ESTAÇÃO INVENCÍVEL! Nos lados do céu um pálido aquilão se acumulava, um ar desbotado e invasor, e na direção de tudo o que olhos abarcavam, como um leite espesso, como um cortinado endurecido existia, continuamente. De modo que o ser se sentia isolado, submetido a sua estranha substância, cercado de um céu próximo, com o mastro partido diante dum litoral alvacento, abandonado pelo sólido, diante dum transcurso impenetrável numa casa de névoa. Condenação e horror! De haver estado ferido e abandonado, ou haver recolhido as aranhas, o luto e a sotaina. De haver-se emboscado, fortemente enfastiado deste mundo, e de haver conversado sobre esfinges e ouros e fatídicos destinos. De haver amarrado a cinza à roupa cotidiana, e haver beijado a origem terrestre com o seu sabor a esquecimento. Mas não. Não.
Matérias frias da chuva que caem sombriamente, pesares sem ressurreição, olvido. Na minha alcova sem retrato, na minha roupa sem luz, quanto espaço eternamente permanece, e o lento raio reto do dia como se condensa até chegar a ser uma só gota escura.

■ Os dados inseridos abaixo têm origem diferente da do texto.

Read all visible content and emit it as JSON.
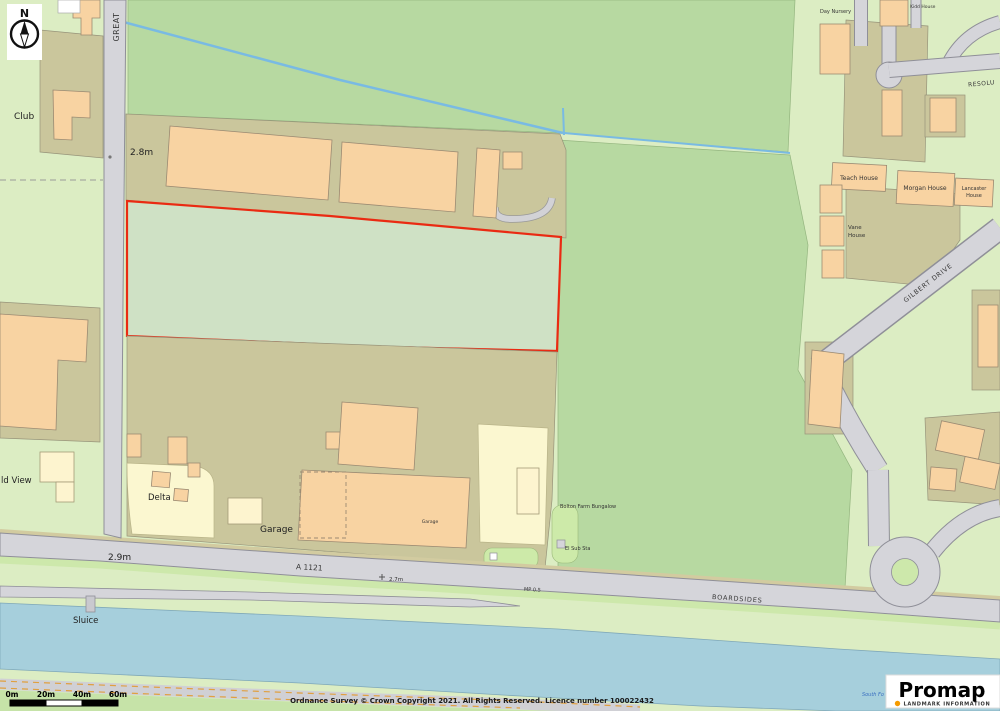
{
  "map": {
    "labels": {
      "club": "Club",
      "great_road": "GREAT",
      "spot_height_28": "2.8m",
      "spot_height_29": "2.9m",
      "spot_height_27": "2.7m",
      "milepost": "MP 0.5",
      "field_view": "ld View",
      "delta": "Delta",
      "garage_area": "Garage",
      "garage_building": "Garage",
      "sluice": "Sluice",
      "a1121": "A 1121",
      "boardsides": "BOARDSIDES",
      "gilbert_drive": "GILBERT DRIVE",
      "resolution": "RESOLU",
      "day_nursery": "Day Nursery",
      "kidd_house": "Kidd House",
      "teach_house": "Teach House",
      "morgan_house": "Morgan House",
      "lancaster_house_line1": "Lancaster",
      "lancaster_house_line2": "House",
      "vane_house_line1": "Vane",
      "vane_house_line2": "House",
      "farm_bungalow": "Bolton Farm Bungalow",
      "el_sub_sta": "El Sub Sta",
      "drain_name": "South Fo"
    },
    "compass": {
      "north": "N"
    },
    "scale_bar": {
      "labels": [
        "0m",
        "20m",
        "40m",
        "60m"
      ]
    },
    "footer": {
      "copyright": "Ordnance Survey © Crown Copyright 2021. All Rights Reserved. Licence number 100022432"
    },
    "logo": {
      "name": "Promap",
      "subtitle": "LANDMARK INFORMATION"
    },
    "colors": {
      "open_land": "#dcedc3",
      "field": "#b7d9a1",
      "plot": "#cac69c",
      "building": "#f8d3a2",
      "building_cream": "#fdf4cf",
      "garden_yellow": "#fbf7d0",
      "road": "#d5d5da",
      "verge": "#cde8ab",
      "water": "#a6cfdc",
      "stream": "#79bae3",
      "boundary_red": "#ea2a12",
      "promap_orange": "#f59b00"
    }
  }
}
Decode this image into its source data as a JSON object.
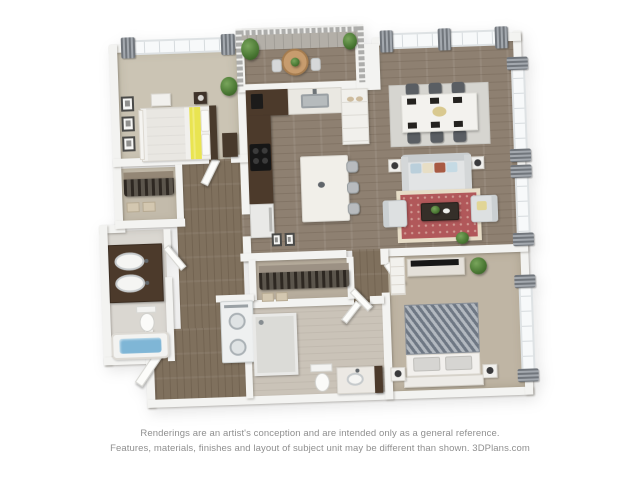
{
  "page": {
    "background": "#ffffff",
    "type": "3d-floor-plan-rendering"
  },
  "disclaimer": {
    "line1": "Renderings are an artist's conception and are intended only as a general reference.",
    "line2": "Features, materials, finishes and layout of subject unit may be different than shown. 3DPlans.com",
    "brand": "3DPlans.com"
  },
  "floor_plan": {
    "view": "top-down 3d rendering, slightly rotated",
    "rooms": [
      {
        "id": "bedroom-1",
        "items": [
          "bed-with-yellow-accent-band",
          "dark-headboard",
          "nightstand-with-lamp",
          "dresser",
          "wall-art-three-frames",
          "potted-plant",
          "window-with-gray-curtains"
        ]
      },
      {
        "id": "closet-1",
        "items": [
          "hanging-clothes",
          "storage-boxes"
        ]
      },
      {
        "id": "bathroom-1",
        "items": [
          "dark-double-sink-vanity",
          "toilet",
          "bathtub-with-blue-water"
        ]
      },
      {
        "id": "laundry",
        "items": [
          "stacked-washer-dryer"
        ]
      },
      {
        "id": "kitchen",
        "items": [
          "dark-l-shaped-counter",
          "sink",
          "coffee-maker",
          "black-cooktop",
          "refrigerator",
          "white-pantry-cabinet",
          "island-with-three-stools"
        ]
      },
      {
        "id": "balcony",
        "items": [
          "railing",
          "round-wood-table",
          "two-chairs",
          "potted-plants"
        ]
      },
      {
        "id": "dining-area",
        "items": [
          "white-table",
          "six-dark-chairs",
          "black-placemats",
          "gray-area-rug",
          "windows-with-gray-curtains"
        ]
      },
      {
        "id": "living-area",
        "items": [
          "light-gray-sofa-with-pillows",
          "two-armchairs",
          "red-oriental-rug",
          "dark-coffee-table-with-plants",
          "side-tables-with-lamps",
          "leaning-art-frames",
          "floor-plant"
        ]
      },
      {
        "id": "walk-in-closet",
        "items": [
          "hanging-clothes",
          "storage-boxes"
        ]
      },
      {
        "id": "bathroom-2",
        "items": [
          "walk-in-shower",
          "toilet",
          "vanity-with-dark-side"
        ]
      },
      {
        "id": "bedroom-2",
        "items": [
          "bed-gray-striped-duvet",
          "two-nightstands-with-lamps",
          "dresser-with-tv",
          "shelf-unit",
          "potted-plant",
          "window-with-gray-curtains"
        ]
      },
      {
        "id": "entry",
        "items": [
          "open-door",
          "wood-floor-hall"
        ]
      }
    ],
    "palette": {
      "wall": "#f3f3f1",
      "wood_floor": "#8e8071",
      "hall_wood": "#7f705d",
      "balcony_deck": "#b3afa8",
      "carpet_bedroom1": "#cbc4b4",
      "carpet_bedroom2": "#bfb5a4",
      "cabinet_dark_brown": "#4c3a2b",
      "accent_yellow_bedding": "#e9e451",
      "rug_red": "#b1585a",
      "rug_red_border": "#e7ddc7",
      "rug_dining_gray": "#d6d5d0",
      "tub_water_blue": "#7fb6d6",
      "curtain_gray": "#71767c",
      "sofa_gray": "#e2e4e5",
      "duvet_stripe_gray": "#6f7884",
      "plant_green": "#4c7a35"
    }
  }
}
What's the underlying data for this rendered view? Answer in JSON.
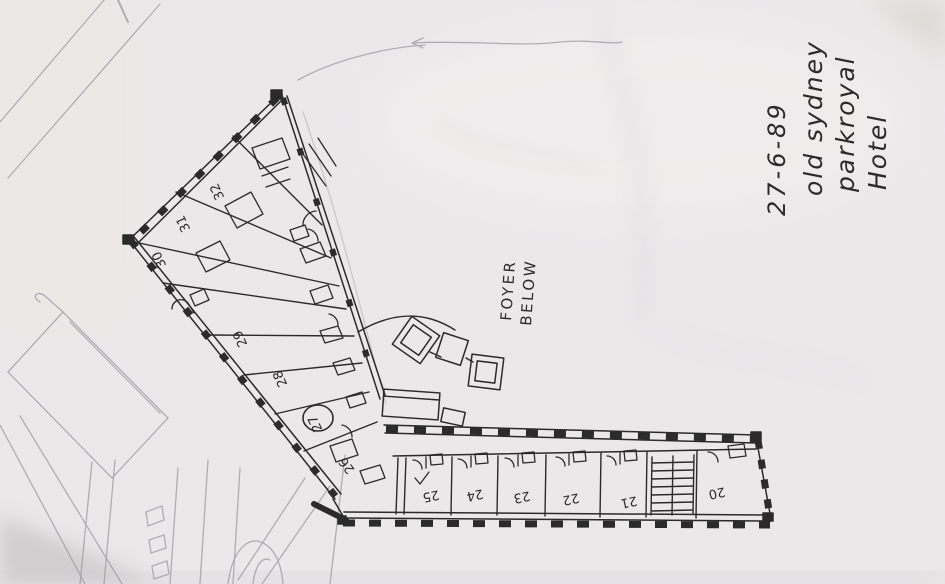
{
  "annotation": {
    "date": "27-6-89",
    "line1": "old sydney",
    "line2": "parkroyal",
    "line3": "Hotel"
  },
  "labels": {
    "foyer_line1": "FOYER",
    "foyer_line2": "BELOW"
  },
  "rooms": {
    "left_wing": [
      "32",
      "31",
      "30",
      "29",
      "28",
      "27",
      "26"
    ],
    "south_wing": [
      "25",
      "24",
      "23",
      "22",
      "21",
      "20"
    ],
    "circled_room": "27"
  },
  "colors": {
    "paper": "#eae8e9",
    "ink": "#2b2b2b",
    "pencil": "#8f8f98",
    "crease": "#d8d5da"
  }
}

Movimentos tenazes, veredas verticais, a cuja flor final às vezes se ascende, companhias suaves ou brutais, portas ausentes! Como cada dia um pão letárgico, bebo de uma água segregada!
Uiva o serralheiro, trota o cavalo, o cavaleiro empapado de chuva, e o cocheiro de comprido chicote tosse, o condenado! O demais, até bem longas distâncias, permanece imóvel, coberto pelo mês de junho, e as suas vegetações molhadas, os seus animais calados, unem-se como ondas. Sim, que mar de inverno, que domínio submerso trata de sobreviver, e, aparentemente morto, cruza de longos velames mortuários esta densa superfície?
Com freqüência de entardecer acontecido, encosto a luz à janela, e me espio, sustentado por madeiras miseráveis, estendido na umidade como um ataúde envelhecido, entre paredes bruscamente fracas. Sonho, de uma ausência a outra, e a uma outra distância, recebido e amargo.